$q$-de Rham cohomology and topological Hochschild homology over ku
Ferdinand Wagner
TL;DR
This work develops a $q$-deformation of the Hodge filtration in derived de Rham theory by relating $q$-de Rham cohomology to the even filtration on $TC^-(ku\otimes S_R/ku)$, under the hypothesis that $R$ admits a spherical $\mathbb{E}_2$-lift. It constructs a solid, descent-friendly framework (solid even filtration) to compute these filtrations via even resolutions and trace-class/nuclear theory, and proves $p$-complete and global (adelic) comparisons that identify the $0$-th graded piece with $q$-de Rham cohomology.

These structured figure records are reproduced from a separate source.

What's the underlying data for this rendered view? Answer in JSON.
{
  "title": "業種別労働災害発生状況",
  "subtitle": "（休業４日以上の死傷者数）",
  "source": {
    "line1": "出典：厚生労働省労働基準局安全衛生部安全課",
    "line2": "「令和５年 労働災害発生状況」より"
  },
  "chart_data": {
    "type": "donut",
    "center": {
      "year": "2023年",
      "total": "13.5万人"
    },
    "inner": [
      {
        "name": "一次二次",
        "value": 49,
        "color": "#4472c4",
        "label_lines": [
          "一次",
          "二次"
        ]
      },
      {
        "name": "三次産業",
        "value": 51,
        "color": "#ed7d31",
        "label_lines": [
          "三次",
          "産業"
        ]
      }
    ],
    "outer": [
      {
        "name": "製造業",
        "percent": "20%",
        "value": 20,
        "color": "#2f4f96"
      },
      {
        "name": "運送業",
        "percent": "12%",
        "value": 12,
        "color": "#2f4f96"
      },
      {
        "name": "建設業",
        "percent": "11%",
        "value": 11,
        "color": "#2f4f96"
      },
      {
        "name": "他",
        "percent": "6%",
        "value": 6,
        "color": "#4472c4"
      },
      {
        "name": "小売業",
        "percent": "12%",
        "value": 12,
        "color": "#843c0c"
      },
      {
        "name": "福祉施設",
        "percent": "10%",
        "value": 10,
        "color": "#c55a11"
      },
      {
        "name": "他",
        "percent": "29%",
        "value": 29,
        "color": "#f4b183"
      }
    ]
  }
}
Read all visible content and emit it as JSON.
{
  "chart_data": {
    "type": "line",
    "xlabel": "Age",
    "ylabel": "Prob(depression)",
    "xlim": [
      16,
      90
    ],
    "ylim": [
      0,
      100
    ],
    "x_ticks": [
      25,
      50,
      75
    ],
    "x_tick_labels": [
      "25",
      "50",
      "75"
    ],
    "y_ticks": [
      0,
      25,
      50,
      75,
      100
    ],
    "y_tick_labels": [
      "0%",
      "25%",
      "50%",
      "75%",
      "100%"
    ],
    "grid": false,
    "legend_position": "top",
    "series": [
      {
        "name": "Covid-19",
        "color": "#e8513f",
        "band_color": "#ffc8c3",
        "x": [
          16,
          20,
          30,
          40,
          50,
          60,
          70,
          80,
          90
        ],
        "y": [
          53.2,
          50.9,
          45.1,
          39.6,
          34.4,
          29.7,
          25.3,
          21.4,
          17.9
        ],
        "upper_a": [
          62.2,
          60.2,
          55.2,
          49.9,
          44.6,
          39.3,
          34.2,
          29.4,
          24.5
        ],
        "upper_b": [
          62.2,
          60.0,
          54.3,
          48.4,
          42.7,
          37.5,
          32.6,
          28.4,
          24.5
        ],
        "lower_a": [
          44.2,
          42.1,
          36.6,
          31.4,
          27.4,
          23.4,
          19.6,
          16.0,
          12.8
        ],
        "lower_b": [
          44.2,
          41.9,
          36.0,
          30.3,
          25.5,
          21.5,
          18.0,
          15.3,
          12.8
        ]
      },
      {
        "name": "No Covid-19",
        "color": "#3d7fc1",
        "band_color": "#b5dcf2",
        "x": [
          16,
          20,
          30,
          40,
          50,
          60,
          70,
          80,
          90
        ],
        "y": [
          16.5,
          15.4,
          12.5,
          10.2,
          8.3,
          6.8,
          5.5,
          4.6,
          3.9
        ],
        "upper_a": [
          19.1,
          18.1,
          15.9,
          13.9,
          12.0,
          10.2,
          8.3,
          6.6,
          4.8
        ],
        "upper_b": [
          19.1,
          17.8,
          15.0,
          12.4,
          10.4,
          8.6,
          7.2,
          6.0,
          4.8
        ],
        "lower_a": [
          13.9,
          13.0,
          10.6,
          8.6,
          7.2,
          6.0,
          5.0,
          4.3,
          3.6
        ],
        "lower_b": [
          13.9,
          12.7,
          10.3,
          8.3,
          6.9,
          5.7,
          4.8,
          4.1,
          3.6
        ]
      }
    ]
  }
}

It then describes Habiro descent through genuine cyclotomic/homotopical structures, expressing the Habiro–Hodge complex as a cyclonic limit of $TC^{-(m)}$-type invariants of $KU_R$ over $KU_A$, and yields a homotopical construction of Habiro rings for number fields. The results unify $q$-de Rham theory with cyclotomic/topological Hochschild homology in a coherent global framework and provide explicit filtrations and base-change formulas essential for arithmetic applications.
Abstract
Hodge-filtered derived de Rham cohomology of a ring $R$ can be described (up to completion and shift) as the graded pieces of the even filtration on $\mathrm{HC}^-(R)$. In this paper we show a deformation of this result: If $R$ admits a spherical $\mathbb{E}_2$-lift, then the graded pieces of the even filtration on $\mathrm{TC}^-(\mathrm{ku}\otimes\mathbb{S}_R/\mathrm{ku})$ form a certain filtration on the $q$-de Rham cohomology of $R$, which $q$-deforms the Hodge filtration. We also explain how the associated Habiro-Hodge complex can be described in terms of the genuine equivariant structure on $\mathrm{THH}(\mathrm{KU}\otimes\mathbb{S}_R/\mathrm{KU})$. As a special case, we'll obtain homotopy-theoretic construction of the Habiro ring of a number field of Garoufalidis-Scholze-Wheeler-Zagier.